Sunday, January 7, 2018

Event: Mark Fosson & Laura Baird



Saturday, January 13th at 7:30
at
Brickbat Books:

Mark Fosson
Laura Baird



While the sheer virtuosity of ‘Solo Guitar’ is certainly a large part of its charm, more important is Fosson’s ability to weave memorable and articulate melodies. Without a clear sense of direction, solo instrumentation can risk meandering somewhat – but not here. There’s a clear sense of focus throughout the album, Fosson casting a very particular spell with the moody atmospherics of ‘The Creeper’, ‘Noodlin On The East Fork’ likewise boasting a vibrant sense of forward-motion and energy.
‘Solo Guitar’ is a really well crafted record – it’s well balanced and it never struggles to keep the attention of its listeners. It’s an album that confirms Mark Fosson to be technically equal to many of the genre’s biggest names and, likewise, he has no trouble in directing that ability into charming, well thought-out pieces which slot together to create a great album in ‘Solo Guitar’.
...unequivocally proves that he’s a guitarist that should, by rights, be mentioned in the same breath as genre-overlords like Fahey and Kottke.
Martin Leitch - GIGSOUP - July 23, 2017


Fosson has dexterity to spare. His instrumental style is akin to his early mentor, the American “primitive” guitarist John Fahey, to whose label, Takoma Records, he first recorded in 1976. From then to now, critical appreciation and commercial appeal have run in parallel, and while the fittingly titled Solo Guitar won’t change that, it is nonetheless a breath of fresh air to hear such crystal-clear, fluid and agile guitar playing.
Tony Clayton-Lea - IRISH TIMES - 27 July 2017 





"With a musical timeline dating back to her early childhood, Laura
Baird is an exceptionally talented multi-instrumentalist and
singer-songwriter, best known for her projects with her sister, Meg,
as The Baird Sisters, and guitarist Glenn Jones. Baird’s own sound
stems from the Appalachian folk tradition, and she connects to it via
family lineage--her great-great uncle I.G. Greer’s folk recordings for
the Library of Congress are a large influence. Also woven into her
sonic influences are classical composers like Bach and Satie, and
modern day musicians such as Opal and Yo La Tengo."
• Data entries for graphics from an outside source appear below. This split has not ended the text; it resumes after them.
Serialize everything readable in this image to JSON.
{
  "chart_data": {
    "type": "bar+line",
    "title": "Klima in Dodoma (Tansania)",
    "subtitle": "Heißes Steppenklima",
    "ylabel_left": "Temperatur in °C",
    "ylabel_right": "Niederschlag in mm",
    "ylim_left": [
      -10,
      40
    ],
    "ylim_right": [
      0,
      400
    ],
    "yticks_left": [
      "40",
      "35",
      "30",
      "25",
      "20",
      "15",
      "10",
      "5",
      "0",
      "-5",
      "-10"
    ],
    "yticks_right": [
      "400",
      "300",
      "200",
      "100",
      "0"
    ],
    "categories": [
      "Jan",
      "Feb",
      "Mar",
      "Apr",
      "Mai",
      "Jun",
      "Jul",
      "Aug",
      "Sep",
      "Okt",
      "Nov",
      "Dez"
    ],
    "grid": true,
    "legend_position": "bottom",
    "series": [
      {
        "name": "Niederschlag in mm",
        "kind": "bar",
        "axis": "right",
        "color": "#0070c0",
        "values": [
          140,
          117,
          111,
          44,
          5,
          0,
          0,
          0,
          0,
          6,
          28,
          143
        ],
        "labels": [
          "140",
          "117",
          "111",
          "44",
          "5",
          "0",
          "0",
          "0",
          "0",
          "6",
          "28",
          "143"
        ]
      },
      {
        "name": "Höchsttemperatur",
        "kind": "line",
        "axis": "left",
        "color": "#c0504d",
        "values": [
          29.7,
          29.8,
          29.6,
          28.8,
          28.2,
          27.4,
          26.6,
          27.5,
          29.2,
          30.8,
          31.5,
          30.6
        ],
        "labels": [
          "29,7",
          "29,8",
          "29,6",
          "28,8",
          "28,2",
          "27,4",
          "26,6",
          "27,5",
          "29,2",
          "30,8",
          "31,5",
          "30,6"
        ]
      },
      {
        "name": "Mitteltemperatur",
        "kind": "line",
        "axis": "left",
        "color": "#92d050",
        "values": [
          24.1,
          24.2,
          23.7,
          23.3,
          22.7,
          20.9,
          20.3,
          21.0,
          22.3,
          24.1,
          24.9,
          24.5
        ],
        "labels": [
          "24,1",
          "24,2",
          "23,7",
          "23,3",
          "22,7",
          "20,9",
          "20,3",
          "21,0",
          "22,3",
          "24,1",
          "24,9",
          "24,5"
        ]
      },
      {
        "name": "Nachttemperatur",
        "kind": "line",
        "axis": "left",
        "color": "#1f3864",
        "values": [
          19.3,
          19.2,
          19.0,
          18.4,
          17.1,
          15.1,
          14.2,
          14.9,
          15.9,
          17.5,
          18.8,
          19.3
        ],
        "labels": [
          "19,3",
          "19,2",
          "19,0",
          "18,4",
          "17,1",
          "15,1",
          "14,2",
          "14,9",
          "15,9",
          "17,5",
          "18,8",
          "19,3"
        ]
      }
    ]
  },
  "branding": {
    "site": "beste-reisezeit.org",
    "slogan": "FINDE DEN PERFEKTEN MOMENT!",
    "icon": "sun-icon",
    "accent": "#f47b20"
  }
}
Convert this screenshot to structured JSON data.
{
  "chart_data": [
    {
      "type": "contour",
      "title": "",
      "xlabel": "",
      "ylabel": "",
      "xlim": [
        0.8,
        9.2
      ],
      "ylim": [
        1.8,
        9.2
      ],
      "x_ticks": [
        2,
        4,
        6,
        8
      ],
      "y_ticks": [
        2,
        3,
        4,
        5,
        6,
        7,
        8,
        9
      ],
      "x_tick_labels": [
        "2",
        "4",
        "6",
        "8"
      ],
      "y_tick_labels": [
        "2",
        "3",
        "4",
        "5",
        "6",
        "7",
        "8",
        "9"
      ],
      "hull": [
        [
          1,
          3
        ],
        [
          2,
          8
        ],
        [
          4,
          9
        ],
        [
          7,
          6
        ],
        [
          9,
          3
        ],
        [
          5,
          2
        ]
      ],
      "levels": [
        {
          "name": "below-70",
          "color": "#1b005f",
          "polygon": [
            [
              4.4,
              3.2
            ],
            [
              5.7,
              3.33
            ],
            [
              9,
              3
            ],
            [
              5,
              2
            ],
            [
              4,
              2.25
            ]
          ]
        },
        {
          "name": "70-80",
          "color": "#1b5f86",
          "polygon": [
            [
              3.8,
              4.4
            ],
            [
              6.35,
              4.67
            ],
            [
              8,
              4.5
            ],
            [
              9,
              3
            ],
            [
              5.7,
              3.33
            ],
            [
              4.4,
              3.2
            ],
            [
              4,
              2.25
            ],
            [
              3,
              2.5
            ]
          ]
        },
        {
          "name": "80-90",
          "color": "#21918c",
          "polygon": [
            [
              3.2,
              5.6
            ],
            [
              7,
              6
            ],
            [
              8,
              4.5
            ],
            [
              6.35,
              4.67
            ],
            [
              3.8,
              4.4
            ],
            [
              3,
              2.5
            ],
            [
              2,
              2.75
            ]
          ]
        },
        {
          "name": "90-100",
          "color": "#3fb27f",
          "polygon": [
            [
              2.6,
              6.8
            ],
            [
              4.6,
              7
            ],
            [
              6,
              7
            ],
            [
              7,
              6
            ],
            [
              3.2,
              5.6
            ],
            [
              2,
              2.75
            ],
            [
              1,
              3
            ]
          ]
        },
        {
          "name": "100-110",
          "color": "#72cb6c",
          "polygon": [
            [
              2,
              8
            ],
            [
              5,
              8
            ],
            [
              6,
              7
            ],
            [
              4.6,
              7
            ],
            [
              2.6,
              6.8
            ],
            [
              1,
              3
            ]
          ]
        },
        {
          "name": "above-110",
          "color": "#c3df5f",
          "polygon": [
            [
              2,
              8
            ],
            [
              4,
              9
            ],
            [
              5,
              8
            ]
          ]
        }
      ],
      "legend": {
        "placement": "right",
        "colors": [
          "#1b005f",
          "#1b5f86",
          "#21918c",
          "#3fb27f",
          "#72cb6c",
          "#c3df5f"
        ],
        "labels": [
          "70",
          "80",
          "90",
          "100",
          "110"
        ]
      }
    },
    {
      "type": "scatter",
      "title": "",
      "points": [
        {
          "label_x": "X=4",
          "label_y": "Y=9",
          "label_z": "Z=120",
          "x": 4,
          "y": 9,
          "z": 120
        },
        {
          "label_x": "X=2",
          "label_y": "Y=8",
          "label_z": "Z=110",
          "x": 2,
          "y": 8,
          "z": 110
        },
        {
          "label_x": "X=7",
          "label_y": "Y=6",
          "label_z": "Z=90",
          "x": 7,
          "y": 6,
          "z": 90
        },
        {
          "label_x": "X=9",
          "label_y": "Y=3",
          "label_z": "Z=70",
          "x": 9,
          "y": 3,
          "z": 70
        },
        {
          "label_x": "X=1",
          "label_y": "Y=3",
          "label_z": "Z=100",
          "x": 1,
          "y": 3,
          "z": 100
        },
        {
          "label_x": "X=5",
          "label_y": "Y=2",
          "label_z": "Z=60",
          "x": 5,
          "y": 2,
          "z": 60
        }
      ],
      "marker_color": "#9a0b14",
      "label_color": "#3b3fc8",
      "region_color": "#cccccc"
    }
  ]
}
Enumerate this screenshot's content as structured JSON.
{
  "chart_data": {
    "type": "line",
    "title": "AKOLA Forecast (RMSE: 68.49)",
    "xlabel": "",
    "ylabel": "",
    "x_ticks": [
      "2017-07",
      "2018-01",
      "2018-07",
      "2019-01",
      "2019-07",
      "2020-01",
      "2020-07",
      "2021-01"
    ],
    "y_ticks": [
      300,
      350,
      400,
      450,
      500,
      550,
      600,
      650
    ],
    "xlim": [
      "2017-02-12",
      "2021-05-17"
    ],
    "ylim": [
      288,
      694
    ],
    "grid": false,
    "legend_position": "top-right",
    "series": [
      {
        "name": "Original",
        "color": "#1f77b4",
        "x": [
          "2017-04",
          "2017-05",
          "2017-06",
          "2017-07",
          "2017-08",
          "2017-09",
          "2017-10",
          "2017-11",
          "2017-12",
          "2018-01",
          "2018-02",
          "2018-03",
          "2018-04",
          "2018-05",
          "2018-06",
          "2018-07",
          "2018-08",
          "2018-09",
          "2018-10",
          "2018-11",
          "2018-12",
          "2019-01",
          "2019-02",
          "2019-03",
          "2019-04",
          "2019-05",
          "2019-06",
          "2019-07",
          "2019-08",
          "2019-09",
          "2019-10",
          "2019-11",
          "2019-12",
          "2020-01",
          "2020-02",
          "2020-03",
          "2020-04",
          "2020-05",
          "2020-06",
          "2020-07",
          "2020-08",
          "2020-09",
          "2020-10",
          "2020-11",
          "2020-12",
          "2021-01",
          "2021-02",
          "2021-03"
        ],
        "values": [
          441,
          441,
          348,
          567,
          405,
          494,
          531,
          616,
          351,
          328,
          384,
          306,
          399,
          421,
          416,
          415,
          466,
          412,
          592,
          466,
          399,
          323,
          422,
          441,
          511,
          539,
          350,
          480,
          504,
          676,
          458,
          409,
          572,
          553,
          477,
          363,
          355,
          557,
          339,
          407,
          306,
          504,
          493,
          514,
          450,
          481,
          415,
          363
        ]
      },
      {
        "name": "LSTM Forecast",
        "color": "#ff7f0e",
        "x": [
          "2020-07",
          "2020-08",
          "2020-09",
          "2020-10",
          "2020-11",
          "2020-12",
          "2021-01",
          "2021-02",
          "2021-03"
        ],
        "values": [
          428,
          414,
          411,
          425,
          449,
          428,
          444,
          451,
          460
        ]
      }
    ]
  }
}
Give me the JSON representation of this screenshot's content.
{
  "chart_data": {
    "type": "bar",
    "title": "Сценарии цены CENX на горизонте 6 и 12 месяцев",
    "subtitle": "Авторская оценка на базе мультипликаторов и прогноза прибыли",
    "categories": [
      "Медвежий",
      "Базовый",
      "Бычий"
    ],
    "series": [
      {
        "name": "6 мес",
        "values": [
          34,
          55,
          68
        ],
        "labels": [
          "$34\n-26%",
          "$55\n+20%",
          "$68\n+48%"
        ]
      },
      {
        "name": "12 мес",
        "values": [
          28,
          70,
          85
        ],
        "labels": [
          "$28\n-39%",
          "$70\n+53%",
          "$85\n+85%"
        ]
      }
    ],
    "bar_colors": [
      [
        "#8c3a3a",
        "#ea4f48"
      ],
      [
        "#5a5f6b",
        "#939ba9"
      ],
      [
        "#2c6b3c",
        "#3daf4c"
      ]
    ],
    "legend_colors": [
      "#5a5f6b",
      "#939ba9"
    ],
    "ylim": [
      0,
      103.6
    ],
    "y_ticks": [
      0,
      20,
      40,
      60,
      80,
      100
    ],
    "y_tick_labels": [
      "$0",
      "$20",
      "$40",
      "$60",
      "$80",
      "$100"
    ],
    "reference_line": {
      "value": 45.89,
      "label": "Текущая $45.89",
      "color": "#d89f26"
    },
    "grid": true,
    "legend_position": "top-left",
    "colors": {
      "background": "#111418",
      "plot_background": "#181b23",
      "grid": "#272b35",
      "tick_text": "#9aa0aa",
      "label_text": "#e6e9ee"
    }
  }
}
"For her upcoming debut solo album, I Wish I Were A Sparrow, Baird
plays odes to the tradition from which she learned to play, combining
Appalachian balladry, the roughness of old field recordings, and a
dose of dreaminess and solitude that captures the distinct environment
of sleepy central New Jersey. This is where Baird departs from
tradition, leaving the communal origins of folk music and capturing
the singular self. An amalgam of old and new can be found in the
overall sound, as well as the lyrics, with half of the songs on
Sparrow, including "Dreadful Wind and Rain" and "Pretty Polly", being
passed down from the folk tradition, and the other half, including
"Wind Wind "and "Love Song From The Earth To The Moon" coming from
Baird’s own hand. While the most salient part of her last Baird
Sisters project was the melding of familial voices and various
instruments, Baird’s solo effort is centered around the combination of
her virtuosic banjo playing and prominent but airy vocals."